Artykuły

Opole. Niewidomi o osadzone we wspólnym przedstawieniu

Stowarzyszenie im. R. Straussa z Wrocławia przeprowadziło 3-dniowy projekt "Kultura pomimo ciemności i ograniczeń" na terenie Oddziału Zewnętrznego w Turawie, gdzie osadzone są kobiety z różnymi wyrokami. Spotkali się z nimi niewidomi i niedowidzący aktorzy Integracyjnego Teatru Aktora Niewidomego z Krakowa.

Krakowski teatr stworzył piętnaście lat temu Artur Dziurman, etatowy "czarny charakter" filmu i dubbingu. To jego zespół podjął niezwykłe wyzwanie pracy twórczej z osadzonymi: na scenę wyszły trzy aktorki i dwóch aktorów niewidomych i niedowidzących oraz pięć pań "z drugiej strony muru".

"Popatrz, tam jest pająk!"

- Na początku trudno nam było sobie wyobrazić, jak to będzie. Ale kiedy spotkaliśmy się z osadzonymi w więzieniu w Krakowie, mężczyznami i kobietami, okazało się, że to wrażliwi, zdolni ludzie. Później panie w Turawie, ciepłe, pełne uczuć, wrażliwości kobiety, a my wciąż zadajemy sobie pytania, co się stało, że ci ludzi znaleźli się w więzieniu - mówi Elżbieta Sielawa, niedowidząca aktorka ITAN-a. Janusz Bąk, Mietek Baczyński czy Danuta Damek nie spodziewali się, że osadzone w OZ w Turawie będą tak silnie przeżywać np. film dokumentalny o nich pt. "Wykluczeni", o codziennych trudach osób niepełnosprawnych, o ich teatrze, który pokazali na początku warsztatów. Dwie Moniki, Ola, Olimpia i Agata gotowe były poruszyć niebo i ziemię, by wesprzeć zespół niewidomych aktorów, który od siedmiu lat jest bezdomny, nie ma własnej siedziby, regularnego wsparcia. - Są wykluczeni, trochę podobnie jak my, chociaż z innych powodów.

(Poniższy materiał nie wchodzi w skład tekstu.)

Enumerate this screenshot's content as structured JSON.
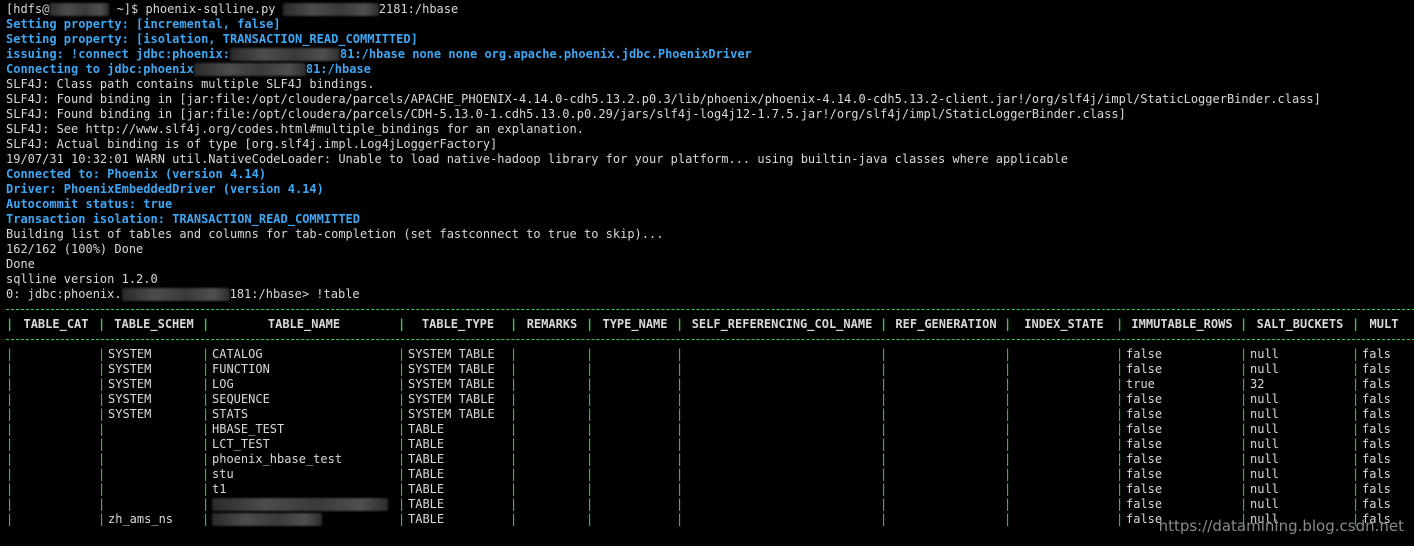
{
  "terminal": {
    "prompt_prefix": "[hdfs@",
    "prompt_suffix": " ~]$ phoenix-sqlline.py ",
    "prompt_host_tail": "2181:/hbase",
    "lines_blue_1": [
      "Setting property: [incremental, false]",
      "Setting property: [isolation, TRANSACTION_READ_COMMITTED]"
    ],
    "issuing_prefix": "issuing: !connect jdbc:phoenix:",
    "issuing_suffix": "81:/hbase none none org.apache.phoenix.jdbc.PhoenixDriver",
    "connecting_prefix": "Connecting to jdbc:phoenix",
    "connecting_suffix": "81:/hbase",
    "slf4j_lines": [
      "SLF4J: Class path contains multiple SLF4J bindings.",
      "SLF4J: Found binding in [jar:file:/opt/cloudera/parcels/APACHE_PHOENIX-4.14.0-cdh5.13.2.p0.3/lib/phoenix/phoenix-4.14.0-cdh5.13.2-client.jar!/org/slf4j/impl/StaticLoggerBinder.class]",
      "SLF4J: Found binding in [jar:file:/opt/cloudera/parcels/CDH-5.13.0-1.cdh5.13.0.p0.29/jars/slf4j-log4j12-1.7.5.jar!/org/slf4j/impl/StaticLoggerBinder.class]",
      "SLF4J: See http://www.slf4j.org/codes.html#multiple_bindings for an explanation.",
      "SLF4J: Actual binding is of type [org.slf4j.impl.Log4jLoggerFactory]",
      "19/07/31 10:32:01 WARN util.NativeCodeLoader: Unable to load native-hadoop library for your platform... using builtin-java classes where applicable"
    ],
    "lines_blue_2": [
      "Connected to: Phoenix (version 4.14)",
      "Driver: PhoenixEmbeddedDriver (version 4.14)",
      "Autocommit status: true",
      "Transaction isolation: TRANSACTION_READ_COMMITTED"
    ],
    "build_lines": [
      "Building list of tables and columns for tab-completion (set fastconnect to true to skip)...",
      "162/162 (100%) Done",
      "Done",
      "sqlline version 1.2.0"
    ],
    "sql_prompt_prefix": "0: jdbc:phoenix.",
    "sql_prompt_suffix": "181:/hbase> !table",
    "watermark": "https://datamining.blog.csdn.net"
  },
  "table": {
    "headers": [
      "TABLE_CAT",
      "TABLE_SCHEM",
      "TABLE_NAME",
      "TABLE_TYPE",
      "REMARKS",
      "TYPE_NAME",
      "SELF_REFERENCING_COL_NAME",
      "REF_GENERATION",
      "INDEX_STATE",
      "IMMUTABLE_ROWS",
      "SALT_BUCKETS",
      "MULT"
    ],
    "rows": [
      [
        "",
        "SYSTEM",
        "CATALOG",
        "SYSTEM TABLE",
        "",
        "",
        "",
        "",
        "",
        "false",
        "null",
        "fals"
      ],
      [
        "",
        "SYSTEM",
        "FUNCTION",
        "SYSTEM TABLE",
        "",
        "",
        "",
        "",
        "",
        "false",
        "null",
        "fals"
      ],
      [
        "",
        "SYSTEM",
        "LOG",
        "SYSTEM TABLE",
        "",
        "",
        "",
        "",
        "",
        "true",
        "32",
        "fals"
      ],
      [
        "",
        "SYSTEM",
        "SEQUENCE",
        "SYSTEM TABLE",
        "",
        "",
        "",
        "",
        "",
        "false",
        "null",
        "fals"
      ],
      [
        "",
        "SYSTEM",
        "STATS",
        "SYSTEM TABLE",
        "",
        "",
        "",
        "",
        "",
        "false",
        "null",
        "fals"
      ],
      [
        "",
        "",
        "HBASE_TEST",
        "TABLE",
        "",
        "",
        "",
        "",
        "",
        "false",
        "null",
        "fals"
      ],
      [
        "",
        "",
        "LCT_TEST",
        "TABLE",
        "",
        "",
        "",
        "",
        "",
        "false",
        "null",
        "fals"
      ],
      [
        "",
        "",
        "phoenix_hbase_test",
        "TABLE",
        "",
        "",
        "",
        "",
        "",
        "false",
        "null",
        "fals"
      ],
      [
        "",
        "",
        "stu",
        "TABLE",
        "",
        "",
        "",
        "",
        "",
        "false",
        "null",
        "fals"
      ],
      [
        "",
        "",
        "t1",
        "TABLE",
        "",
        "",
        "",
        "",
        "",
        "false",
        "null",
        "fals"
      ],
      [
        "",
        "",
        "",
        "TABLE",
        "",
        "",
        "",
        "",
        "",
        "false",
        "null",
        "fals"
      ],
      [
        "",
        "zh_ams_ns",
        "",
        "TABLE",
        "",
        "",
        "",
        "",
        "",
        "false",
        "null",
        "fals"
      ]
    ]
  }
}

A myśmy sądziły, że to nam jest źle - komentują skazane. One, jak wiele osób z zewnątrz, patrzących na pewność poruszania się aktorów z ITAN-a, na ich zwykłe czynności, jak dobieranie kostiumów, słodzenie kawy czy herbaty, z trudem dostrzegają, że ci ludzie w ogóle nie widzą, albo niemal nie widzą. Jedna osoba dyskretnie pomaga drugiej, naprowadza, podsuwa krzesełko, by podczas scen nikt niechcący nie upadł. Po paru godzinach w to samo włączały się osadzone, zwracały uwagę na koleżanki, kolegów aktorów, podprowadzały do toalety czy chroniły, by np. w scenie ucieczki wprost do drzwi nikt się nie uderzył o framugę. Jedna z osadzonych się zakłopotała, kiedy powiedziała Renacie Szczepaniak-Pajor "popatrz, tam jest pająk!". Czegoś się nauczyła: nie bać się mówić "normalnie", zwykłym językiem, może tylko inaczej opisać, by niewidoma mogła "zobaczyć", gdzie jest ten pająk i jaki on jest. Jak w audiodeskrypcji, czyli czytanym opisie tego, co widzimy w filmie, spektaklu, właśnie dla osób niewidomych.

"Ciarki, panie Arturze"

Trzy dni intensywnej pracy dziewiątki aktorów i rekwizytorki/garderobianej ze świata ciemności i ze świata ograniczonego murem zakończyły się multimedialnym spektaklem. Na warsztat wzięli legendę krakowską "Czarna Dama", jeden z kilkunastu spektakli w repertuarze ITAN-a. Doskonała obsada ról, której już po pierwszym czytaniu tekstu dokonał reżyser, sprawiła, że osadzone-aktorki mogły pokazać swoje możliwości, talenty, stając przed publicznością, także osadzonymi. Głosy, ruch, dynamika, emocje wszystkich aktorów, wspierane projekcją sfilmowanych scen plenerowych, które towarzyszą także oryginalnemu spektaklowi ITAN-a, stworzyły intensywny, półgodzinny spektakl. - Ciarki, panie Arturze, ciarki! - mówili oglądający próby, a potem jedyny, premierowy, zarazem ostatni spektakl. Oklaski po pojedynczych scenach, burza oklasków po finałowej piosence "Życie to nie teatr" z tekstem Edwarda Stachury, łzy, wzruszenie. Te emocje pulsowały, na koniec wybuchły. Sztuka potrafi sięgnąć duszy, "a moja dusza mroczna jest", tak mówi jeden z osadzonych. Trzy dni pracy, wspólnoty, rozmów, śmiechu, łez, dawania z siebie nie pozostawiły nikogo z uczestników projektu obojętnym. Niewidomi artyści pokazali osadzonym, że przezwyciężają wykluczenia. Trudno było im się rozstać. - Fantastyczny projekt, doświadczenie niebywałe, wielka adrenalina. Tak się przez te dni zintegrowaliśmy, że można wręcz mówić, żeśmy się z nimi zaprzyjaźnili. Wielki zaszczyt, że mogliśmy brać udział w tym projekcie - mówi Artur Dziurman, szef artystyczny ITAN-a, reżyser turawskiej "Czarnej Damy". - Wielkie wzruszenie, tak u naszych aktorów, jak i osadzonych, w Krakowie i w Turawie. Dziękujemy za te spotkania - dodaje Danuta Damek. ITAN wrócił do Krakowa, osadzone do codziennych zajęć. Duch legendy o "Czarnej damie", gdzie jednak dobro zwycięża, pozostaje.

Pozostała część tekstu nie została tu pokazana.